Nicol Bolas, God-Pharaoh has been getting a lot of heat lately from the critics. I’m not sure what people expected of this planeswalker, because it’s close to its former self. The card is slow, doesn’t kill multiple threats upon arrival, and produces massive card advantage. Those are the stats of a planeswalker that is amazing against midrange and control decks. The criticism I’ve seen is that its bad against this fast deck, or that aggressive deck.

That is obvious from the inception of the card.

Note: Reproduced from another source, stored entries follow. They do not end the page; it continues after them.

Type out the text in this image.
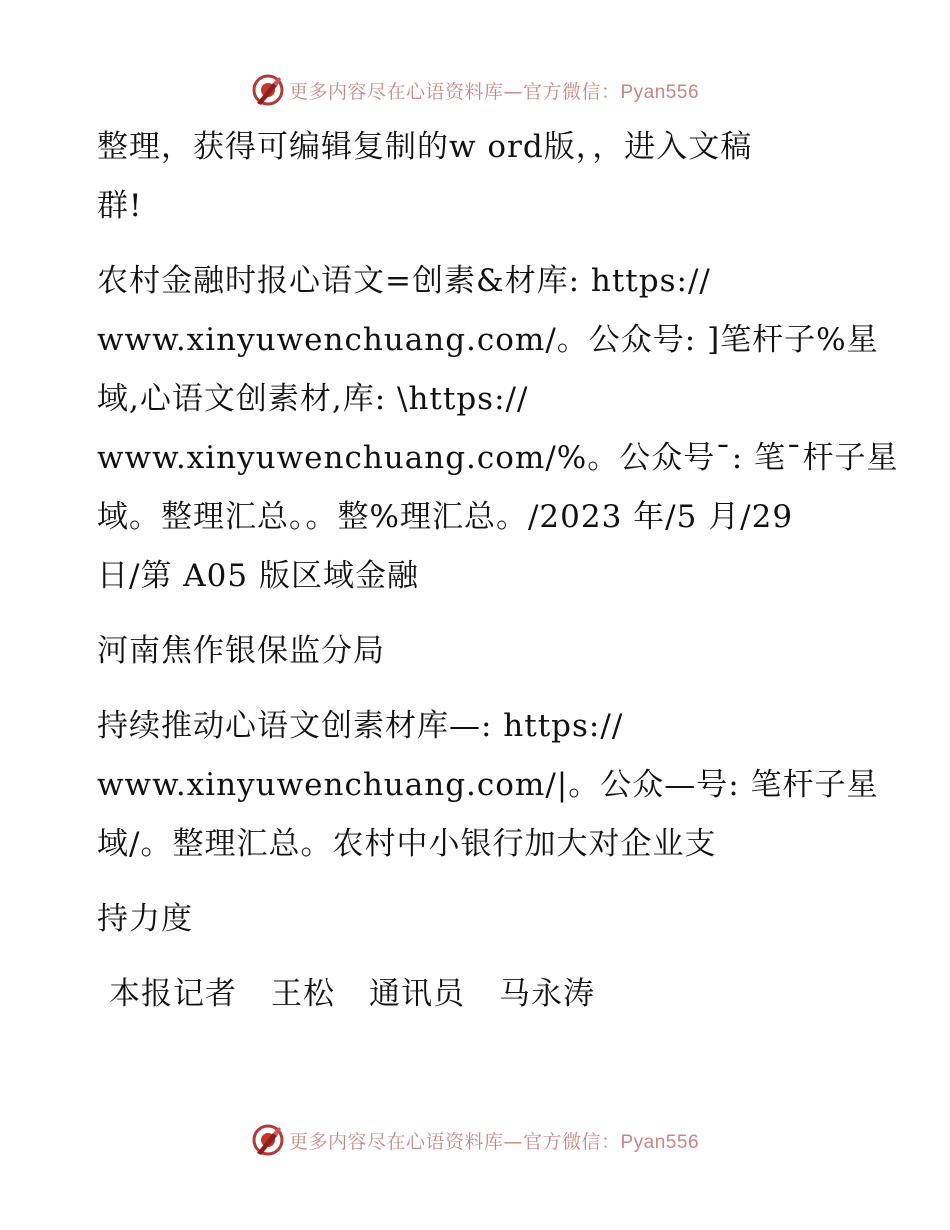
更多内容尽在心语资料库—官方微信：Pyan556

整理，获得可编辑复制的w ord版，，进入文稿
群!

农村金融时报心语文=创素&材库: https://
www.xinyuwenchuang.com/。公众号: ]笔杆子%星
域,心语文创素材,库: \https://
www.xinyuwenchuang.com/%。公众号¯: 笔¯杆子星
域。整理汇总。。整%理汇总。/2023 年/5 月/29
日/第 A05 版区域金融

河南焦作银保监分局

持续推动心语文创素材库—: https://
www.xinyuwenchuang.com/|。公众—号: 笔杆子星
域/。整理汇总。农村中小银行加大对企业支

持力度

本报记者 王松 通讯员 马永涛

更多内容尽在心语资料库—官方微信：Pyan556
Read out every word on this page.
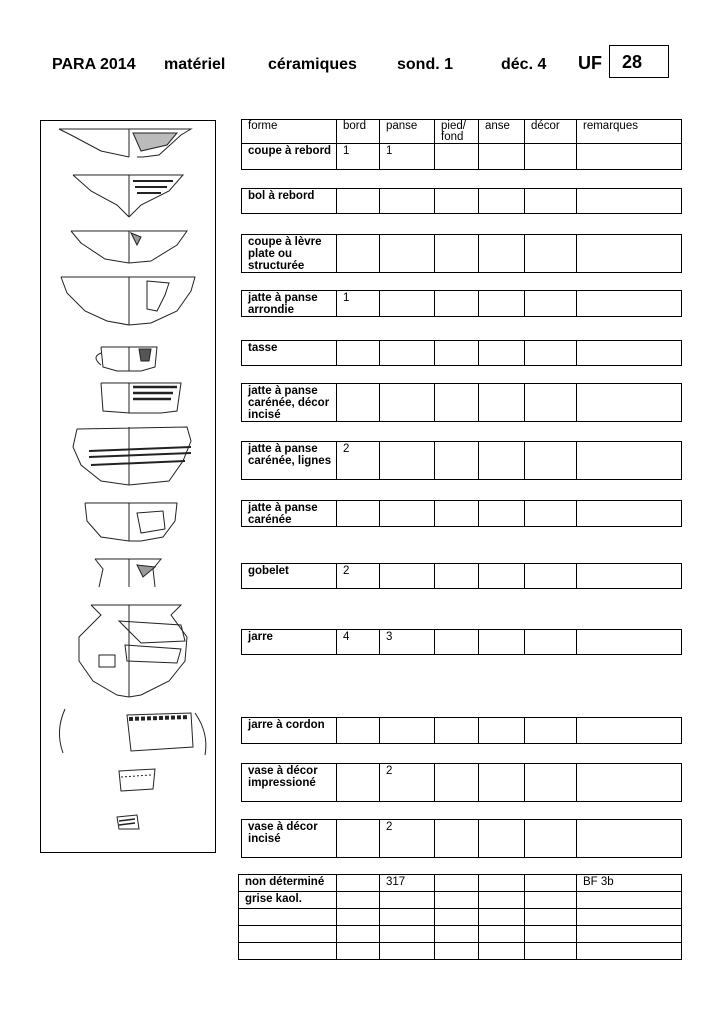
PARA 2014 matériel	céramiques	sond. 1	déc. 4 UF	28
forme	bord	panse	pied/ fond	anse	décor	remarques
coupe à rebord	1	1				
bol à rebord						
coupe à lèvre plate ou structurée						
jatte à panse arrondie	1					
tasse						
jatte à panse carénée, décor incisé						
jatte à panse carénée, lignes	2					
jatte à panse carénée						
gobelet	2					
jarre	4	3				
jarre à cordon						
vase à décor impressioné		2				
vase à décor incisé		2				
non déterminé		317				BF 3b
grise kaol.						
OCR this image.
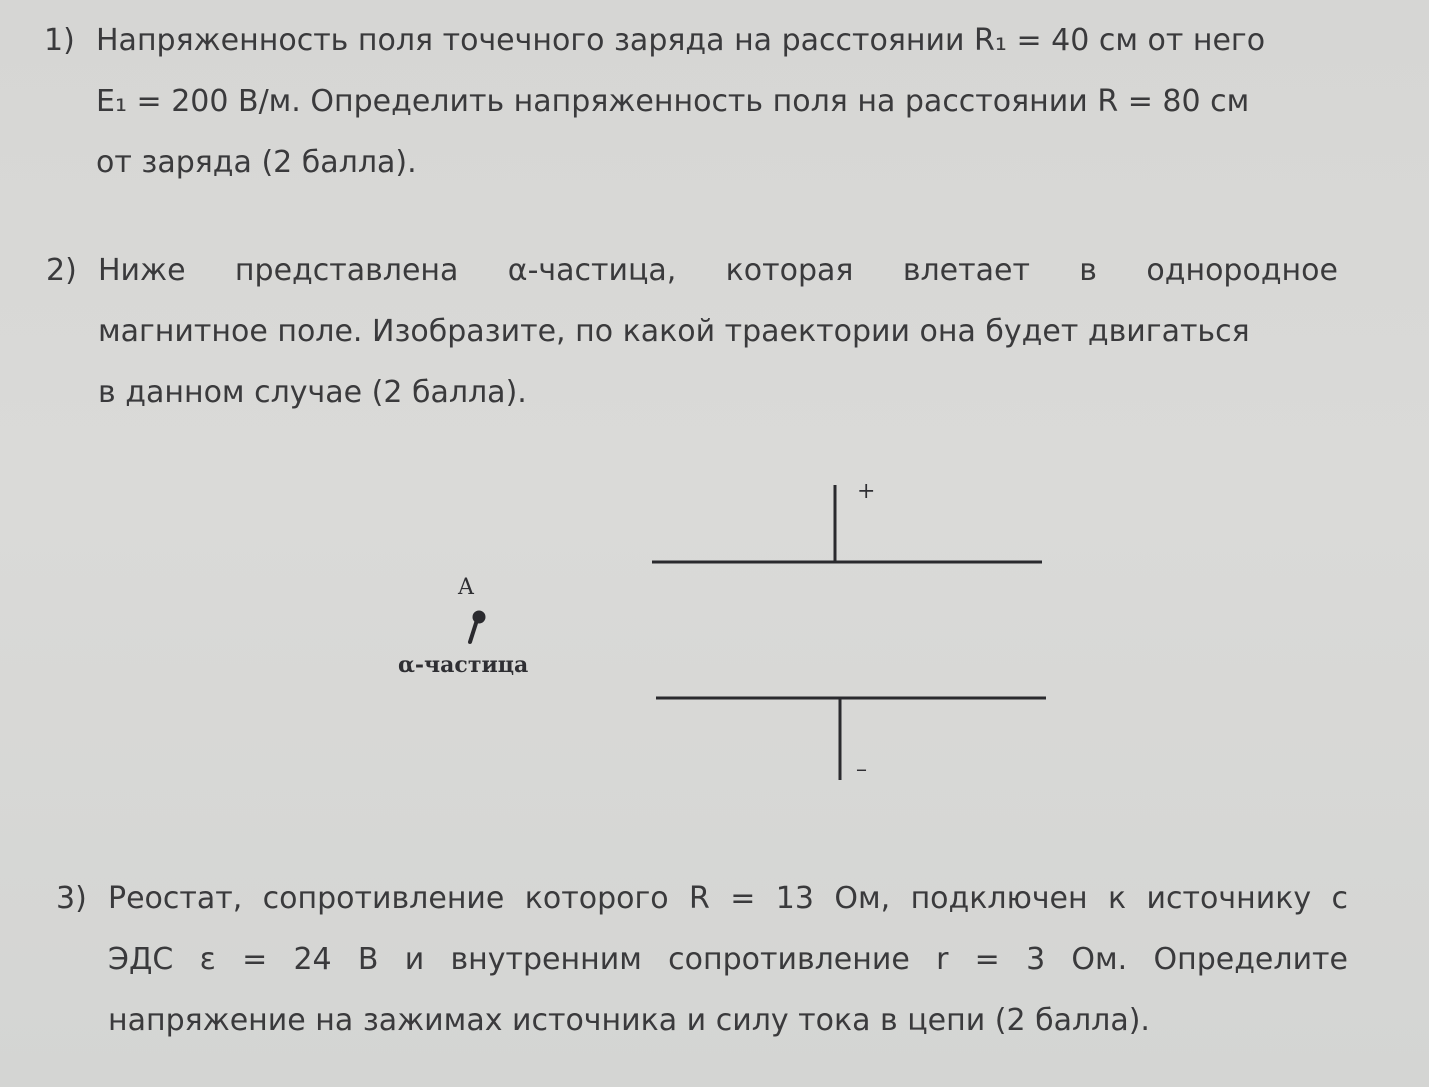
1) Напряженность поля точечного заряда на расстоянии R₁ = 40 см от него
E₁ = 200 В/м. Определить напряженность поля на расстоянии R = 80 см
от заряда (2 балла).
2) Ниже представлена α-частица, которая влетает в однородное
магнитное поле. Изобразите, по какой траектории она будет двигаться
в данном случае (2 балла).
+
–
A
α-частица
3) Реостат, сопротивление которого R = 13 Ом, подключен к источнику с
ЭДС ε = 24 В и внутренним сопротивление r = 3 Ом. Определите
напряжение на зажимах источника и силу тока в цепи (2 балла).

The one copy in the main deck has pulled its weight. It’s a card that I’d like to draw later in the game due to the mana cost, but it’s not necessary on turn 7. I even added a little flavor singleton, Dark Intimations, which has overperformed heavily. This spicy number gives U/R Control an Edict effect against Bristling Hydra and Sphinx of the Final Word. Both of those cards have been huge thorns in my side, and I’m very happy to be able to run an effective answer in the maindeck. For five mana, the Edict comes with a three-card advantage swing. Returning a fallen Torrential Gearhulk Game 1 or a Dragonmaster Outcast after sideboarding has been great. It reminds me of the U/B Control win condition reach that Liliana, the Last Hope provided. There are times where the Torrential Gearhulks are worn down and this rebuy gives the game right back to the control hero.

The sideboard has also been heavily improved with the new set. Abrade is the card I’m most excited about. I still enjoy a copy of Release the Gremlins to keep artifact users honest, but Abrade is a much stronger card. Instant-speed artifact removal for red was oddly absent from Standard until now; I tried to think back to a format with Shatter and I was unable to do so. It’s an effect that we should always have and now the world is right once again. The second effect on Abrade is nothing to shake a stick at, saving the user from the threats behind the Vehicles if need be.

Since Hour of Devastation carries the banner for mass removal, the sideboard is filled with the older options. Chandra, Flamecaller is still a great card to bring in when more win conditions or battlefield destruction is required. It’s one of the more versatile sideboard cards because of how good it is against aggressive, midrange, and control decks. Sweltering Suns serves a much more specific purpose. Zombies, Monument, and Temur decks all have a low-to-the-ground assault that requires an answer before turn 5. Sweltering Suns has cycling attached in case the sweeper count in hand gets too high as well. Each mass removal spell in this U/R Control deck can be used to obliterate an opponent’s assortment of creatures, attack their planeswalker, and/or produce raw card advantage. It isn’t the traditional four-mana answer anymore for us control enthusiasts, but it’ll do.

I mentioned that I tinkered with Esper Control but was not happy with the result. The removal in black is powerful; Liliana, the Last Hope still yearns for a control shell; and Hour of Revelation has one of the most potent effects in Standard. The issue is still the mana of Esper Control and the embarrassingly low count of quality white spells. I love Cast Out and Stasis Snare, but these types of removal spells can’t be played in a deck with the three mandatory copies of Hour of Revelation I’d play. The mana cost has a triple white requirement, which prevents U/B Control from “splashing” it as the late-game haymaker.

If U/R Control fails me miserably during Pro Tour testing, I will do everything in my power to generate a control deck that utilizes the full potential of Hour of Revelation for future events. It’s a card that should see play due to its power level, and I hope that we as a community can figure it how.